Na década de 60 a sede da Rede Ferroviária do Nordeste era em Recife, mas estava em Maceió o movimento sindical mais atuante.
Tão atuante que o Sindicato dos Ferroviários de Alagoas, do qual meu pai, o Tenório, era secretário, lançou o jornal A Voz do Ferroviário do Nordeste, de circulação regional.
Meu pai editava o jornal juntamente com o hoje procurador de Justiça Luciano Chagas – que a época era estudante e adolescente, filho do seu Claudino, um dos diretores da Refesa no Estado.
O jornal teve repercussão e os laços com os demais colegas ferroviários se estreitaram; meu pai ficou amigo de um mecânico da oficina da Refesa em Jaboatão-PE, que era conhecido como Jota Jota.
Soube depois que aquele sujeito moreno, magro e tabagista era filiado ao Partidão (Partido Comunista Brasileiro). O Jota Jota era uma figura bem humorada.
Meu pai também era ator e participava da peça que o falecido professor Coelho Neto promoveu, em prol da Federação Espírita de Alagoas. Entre os personagens da peça tinha um padre.
Na eleição majoritária em 1960, o Jota Jota apareceu lá em casa pedindo que meu pai emprestasse a batina, porque o Miguel Arraes, que era candidato a governador de Pernambuco, ia fazer um comício em São José do Egito e lá o padre fazia oposição a Arraes. Meu pai arranjou a batina.
O comunista Jota Jota vestiu a batina e subiu no palanque de Miguel Arraes, com direito a homilia política. Fez um discurso inflamado contra os reacionários para alfinetar o pároco local. Foi o maior sucesso.

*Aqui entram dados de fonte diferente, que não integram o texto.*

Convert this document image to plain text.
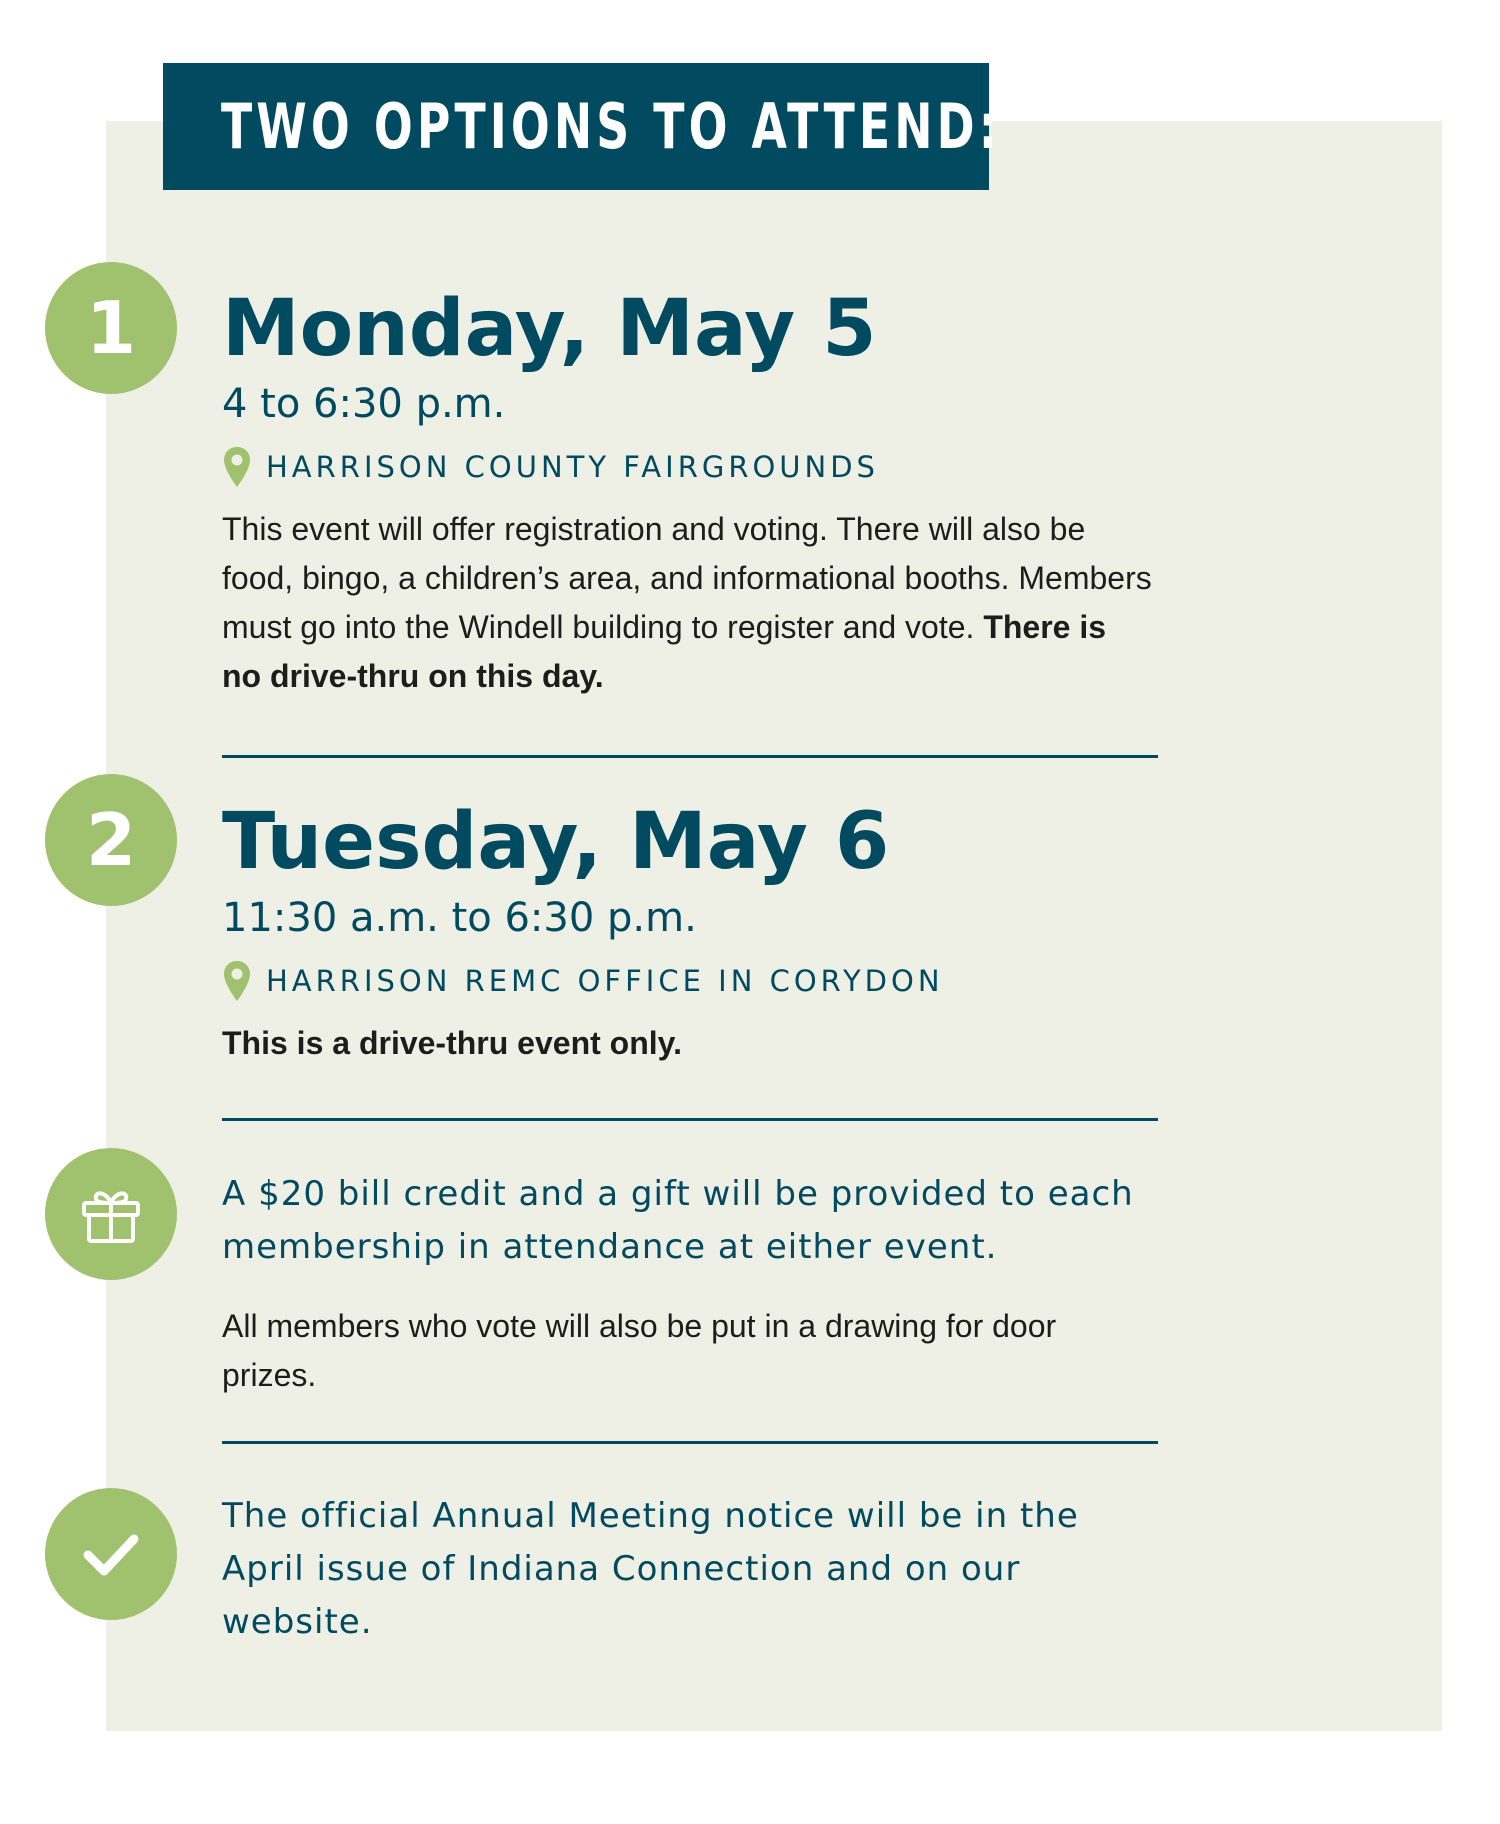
TWO OPTIONS TO ATTEND:
1 Monday, May 5
4 to 6:30 p.m.
HARRISON COUNTY FAIRGROUNDS
This event will offer registration and voting. There will also be food, bingo, a children’s area, and informational booths. Members must go into the Windell building to register and vote. There is no drive-thru on this day.
2 Tuesday, May 6
11:30 a.m. to 6:30 p.m.
HARRISON REMC OFFICE IN CORYDON
This is a drive-thru event only.
A $20 bill credit and a gift will be provided to each membership in attendance at either event.
All members who vote will also be put in a drawing for door prizes.
The official Annual Meeting notice will be in the April issue of Indiana Connection and on our website.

O que o Jota Jota nunca soube é que a batina que meu pai arranjou era de verdade; não era a batina do personagem da peça do professor Coelho Neto.
Deu-se o seguinte: como meu pai não podia desfalcar o figurino da peça, então apelou para o sobrinho, o jornalista Ailton Villanova, meu primo-irmão, que na época também era adolescente e integrava a JOC – Juventude Operária Católica – lá no bairro do Bom Parto, onde morávamos.
Além de pertencer à JOC, o Ailton era afilhado do padre Brandão Lima e o convenceu a emprestar a batina. O padre Brandão Lima tinha várias batinas, e aquela que emprestou poderia ir ao distante São José do Egito, no alto Sertão pernambucano, sem lhe fazer falta.
E assim, o comunista Jota Jota vestiu a batina que era do padre Brandão Lima pensando que era a batina do personagem da peça teatral que meu pai encenou em benefício da Federação Espírita.
Tempo bom aquele; sem dúvida, porque os comunistas daquele tempo eram de verdade.